By NEAS - 7/1/2024 4:22:28 PM
MS Module 11: Single-Factor ANOVA (overview 3rd edition)
(The attached PDF file has better formatting.)
(Readings from the third 3rd edition of the Devore, Berk, and Carlton text.)
Reading: §11.1 Single-factor ANOVA
The concepts and the procedures introduced in this module are also used in two-factor ANOVA, regression analysis, and actuarial risk classification, covered in later modules. F tests are used in many of the modules: focus on the treatment sums of squares in the numerator, the error sum of squares in the denominator, and the degrees of freedom for each.
Treatments are also called groups; dimensions are sets of treatments. The readings on actuarial pricing use the term classes.
Know the definitions of the treatment sums of squares, error sum of squares, and total sum of squares and the coefficient to use for each [J vs (J-1)]. Example 11.1 shows the computations.
Know the computational formulas for
● total sum of squares
● treatment sums of squares (for each dimension in two way ANOVA)
● error sum of squares
The final exam problem may give summary statistics to derive sums of squares and mean sums of squares.
Know the format of the ANOVA table (see Table 11.2). The same format is used for two-factor ANOVA and for regression analysis. Final exam problems will not give the means and standard deviations for each row, which you can calculate from the data.
Know how to derive the F statistic, and be sure you can determine the p value from the tables in the appendix. The practice problems use exact p values (from Excel); for final exam problems, you interpolate from tables.
The final exam problems will not ask you to compute Bartlett’s test or Levene’s test. You may skip the text from the second paragraph after Figure 11.2 through the end of the section.

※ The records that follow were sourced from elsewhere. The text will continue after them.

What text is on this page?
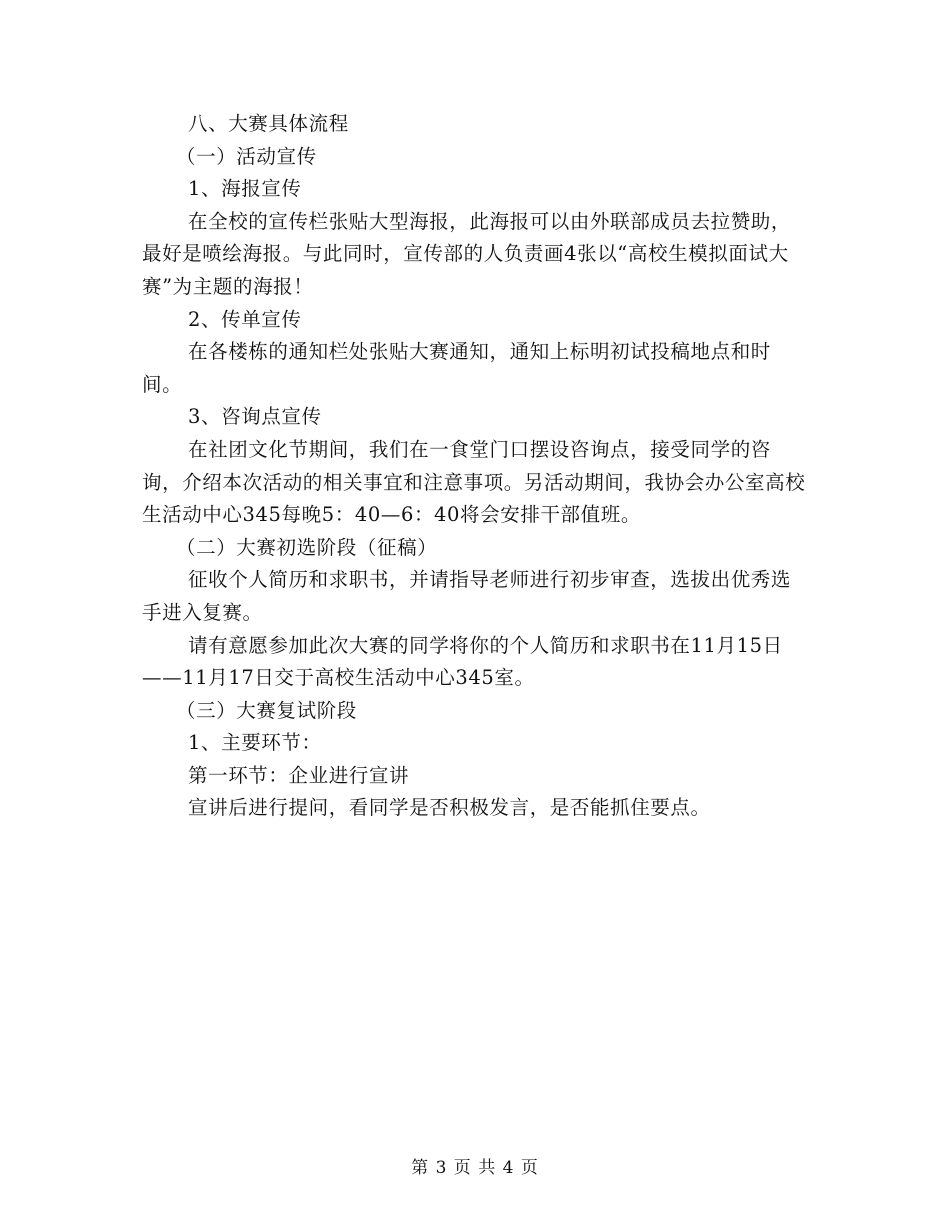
八、大赛具体流程

（一）活动宣传

1、海报宣传

在全校的宣传栏张贴大型海报，此海报可以由外联部成员去拉赞助，最好是喷绘海报。与此同时，宣传部的人负责画4张以“高校生模拟面试大赛”为主题的海报！

2、传单宣传

在各楼栋的通知栏处张贴大赛通知，通知上标明初试投稿地点和时间。

3、咨询点宣传

在社团文化节期间，我们在一食堂门口摆设咨询点，接受同学的咨询，介绍本次活动的相关事宜和注意事项。另活动期间，我协会办公室高校生活动中心345每晚5：40—6：40将会安排干部值班。

（二）大赛初选阶段（征稿）

征收个人简历和求职书，并请指导老师进行初步审查，选拔出优秀选手进入复赛。

请有意愿参加此次大赛的同学将你的个人简历和求职书在11月15日——11月17日交于高校生活动中心345室。

（三）大赛复试阶段

1、主要环节：

第一环节：企业进行宣讲

宣讲后进行提问，看同学是否积极发言，是否能抓住要点。

第 3 页 共 4 页
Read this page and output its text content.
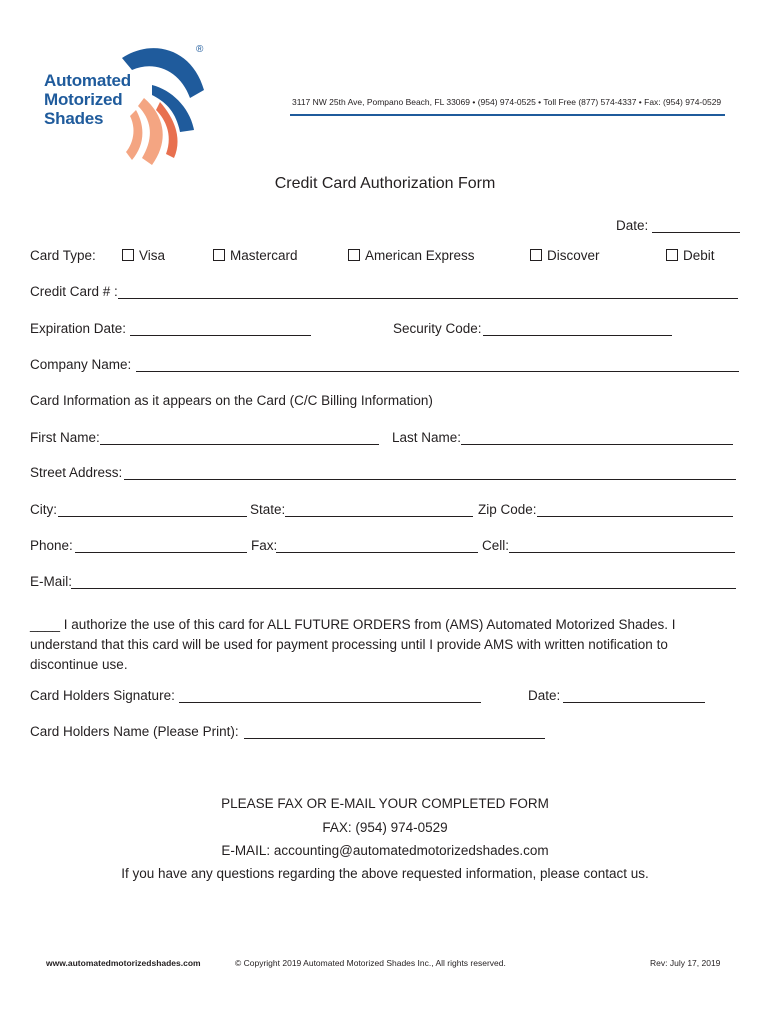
®
Automated
Motorized
Shades
3117 NW 25th Ave, Pompano Beach, FL 33069 • (954) 974-0525 • Toll Free (877) 574-4337 • Fax: (954) 974-0529
Credit Card Authorization Form
Date:
Card Type:	Visa	Mastercard	American Express	Discover	Debit
Credit Card # :
Expiration Date:	Security Code:
Company Name:
Card Information as it appears on the Card (C/C Billing Information)
First Name:	Last Name:
Street Address:
City:	State:	Zip Code:
Phone:	Fax:	Cell:
E-Mail:
____ I authorize the use of this card for ALL FUTURE ORDERS from (AMS) Automated Motorized Shades. I understand that this card will be used for payment processing until I provide AMS with written notification to discontinue use.
Card Holders Signature:	Date:
Card Holders Name (Please Print):
PLEASE FAX OR E-MAIL YOUR COMPLETED FORM
FAX: (954) 974-0529
E-MAIL: accounting@automatedmotorizedshades.com
If you have any questions regarding the above requested information, please contact us.
www.automatedmotorizedshades.com	© Copyright 2019 Automated Motorized Shades Inc., All rights reserved.	Rev: July 17, 2019
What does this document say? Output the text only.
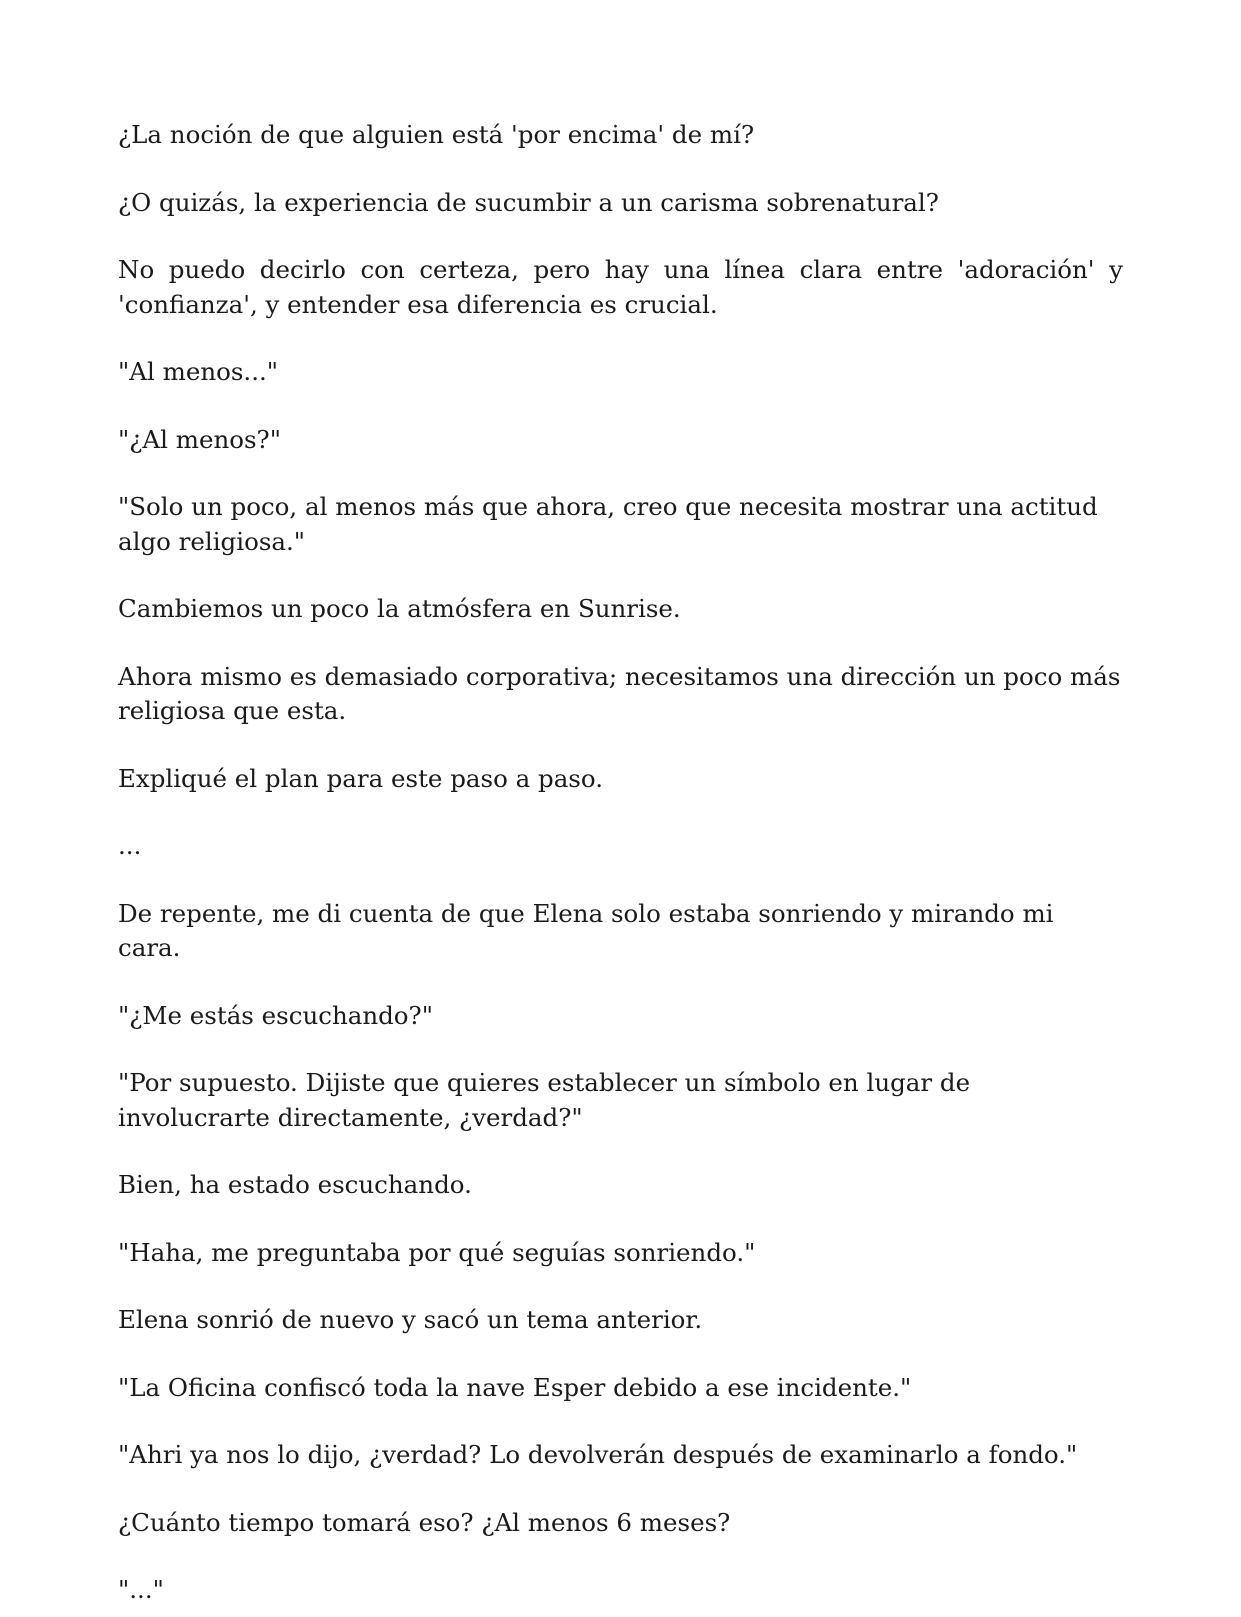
¿La noción de que alguien está 'por encima' de mí?

¿O quizás, la experiencia de sucumbir a un carisma sobrenatural?

No puedo decirlo con certeza, pero hay una línea clara entre 'adoración' y 'confianza', y entender esa diferencia es crucial.

"Al menos..."

"¿Al menos?"

"Solo un poco, al menos más que ahora, creo que necesita mostrar una actitud algo religiosa."

Cambiemos un poco la atmósfera en Sunrise.

Ahora mismo es demasiado corporativa; necesitamos una dirección un poco más religiosa que esta.

Expliqué el plan para este paso a paso.

...

De repente, me di cuenta de que Elena solo estaba sonriendo y mirando mi cara.

"¿Me estás escuchando?"

"Por supuesto. Dijiste que quieres establecer un símbolo en lugar de involucrarte directamente, ¿verdad?"

Bien, ha estado escuchando.

"Haha, me preguntaba por qué seguías sonriendo."

Elena sonrió de nuevo y sacó un tema anterior.

"La Oficina confiscó toda la nave Esper debido a ese incidente."

"Ahri ya nos lo dijo, ¿verdad? Lo devolverán después de examinarlo a fondo."

¿Cuánto tiempo tomará eso? ¿Al menos 6 meses?

"..."
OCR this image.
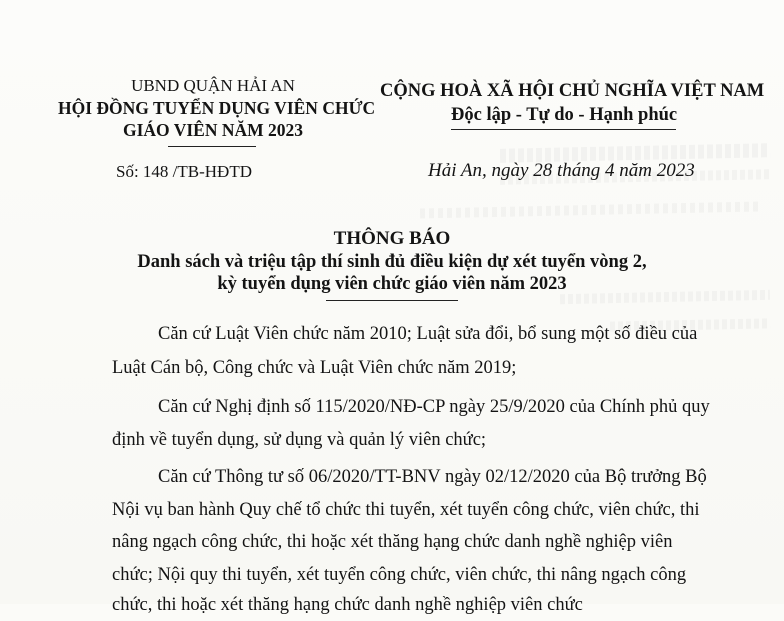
UBND QUẬN HẢI AN
HỘI ĐỒNG TUYỂN DỤNG VIÊN CHỨC
GIÁO VIÊN NĂM 2023
Số: 148 /TB-HĐTD
CỘNG HOÀ XÃ HỘI CHỦ NGHĨA VIỆT NAM
Độc lập - Tự do - Hạnh phúc
Hải An, ngày 28 tháng 4 năm 2023
THÔNG BÁO
Danh sách và triệu tập thí sinh đủ điều kiện dự xét tuyển vòng 2,
kỳ tuyển dụng viên chức giáo viên năm 2023
Căn cứ Luật Viên chức năm 2010; Luật sửa đổi, bổ sung một số điều của
Luật Cán bộ, Công chức và Luật Viên chức năm 2019;
Căn cứ Nghị định số 115/2020/NĐ-CP ngày 25/9/2020 của Chính phủ quy
định về tuyển dụng, sử dụng và quản lý viên chức;
Căn cứ Thông tư số 06/2020/TT-BNV ngày 02/12/2020 của Bộ trưởng Bộ
Nội vụ ban hành Quy chế tổ chức thi tuyển, xét tuyển công chức, viên chức, thi
nâng ngạch công chức, thi hoặc xét thăng hạng chức danh nghề nghiệp viên
chức; Nội quy thi tuyển, xét tuyển công chức, viên chức, thi nâng ngạch công
chức, thi hoặc xét thăng hạng chức danh nghề nghiệp viên chức
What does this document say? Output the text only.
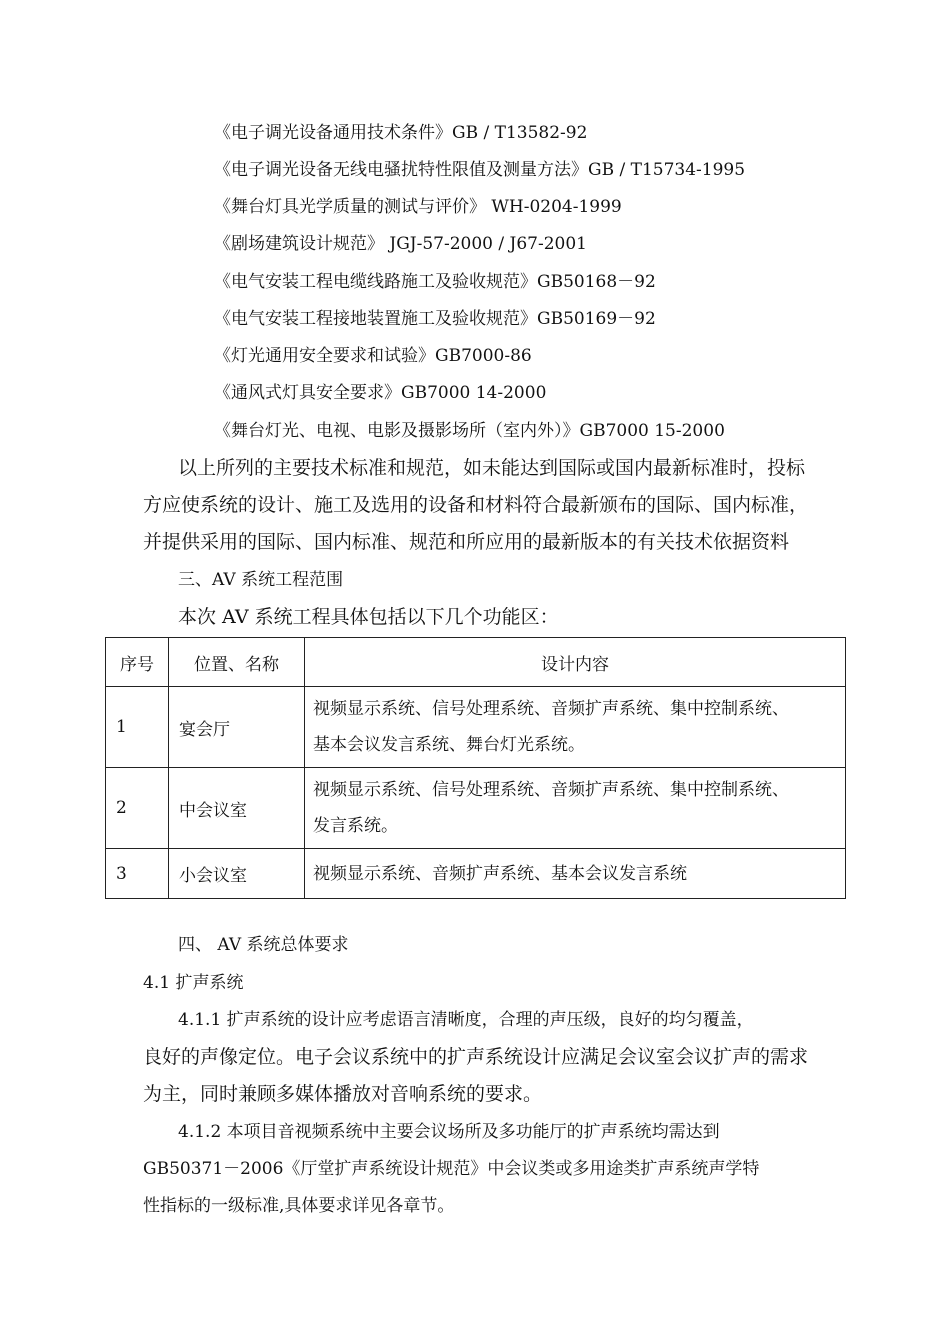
《电子调光设备通用技术条件》GB / T13582-92
《电子调光设备无线电骚扰特性限值及测量方法》GB / T15734-1995
《舞台灯具光学质量的测试与评价》 WH-0204-1999
《剧场建筑设计规范》 JGJ-57-2000 / J67-2001
《电气安装工程电缆线路施工及验收规范》GB50168－92
《电气安装工程接地装置施工及验收规范》GB50169－92
《灯光通用安全要求和试验》GB7000-86
《通风式灯具安全要求》GB7000 14-2000
《舞台灯光、电视、电影及摄影场所（室内外）》GB7000 15-2000
以上所列的主要技术标准和规范，如未能达到国际或国内最新标准时，投标
方应使系统的设计、施工及选用的设备和材料符合最新颁布的国际、国内标准，
并提供采用的国际、国内标准、规范和所应用的最新版本的有关技术依据资料
三、AV 系统工程范围
本次 AV 系统工程具体包括以下几个功能区：
序号	位置、名称	设计内容
1	宴会厅	视频显示系统、信号处理系统、音频扩声系统、集中控制系统、
基本会议发言系统、舞台灯光系统。

2	中会议室	视频显示系统、信号处理系统、音频扩声系统、集中控制系统、
发言系统。

3	小会议室	视频显示系统、音频扩声系统、基本会议发言系统
四、 AV 系统总体要求
4.1 扩声系统
4.1.1 扩声系统的设计应考虑语言清晰度，合理的声压级，良好的均匀覆盖，
良好的声像定位。电子会议系统中的扩声系统设计应满足会议室会议扩声的需求
为主，同时兼顾多媒体播放对音响系统的要求。
4.1.2 本项目音视频系统中主要会议场所及多功能厅的扩声系统均需达到
GB50371－2006《厅堂扩声系统设计规范》中会议类或多用途类扩声系统声学特
性指标的一级标准,具体要求详见各章节。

Insurance pricing and risk classification are closely related to single-factor and multiple-factor analysis of variance. Insurers set prices by sex, age, location, and other attributes of the insured. Actuaries determine
● whether a classification dimension is a significant predictor of loss costs (mortality, accidents)
● which groups within a classification dimension are significantly different
● how to estimate expected loss costs within each cell of the classification table
Notation for classification tables uses two or more subscripts, depending on the classification dimensions.
Review end of chapter exercises 3, 4, 5, 6, 8, 9, 10, 11, and 12.
|
|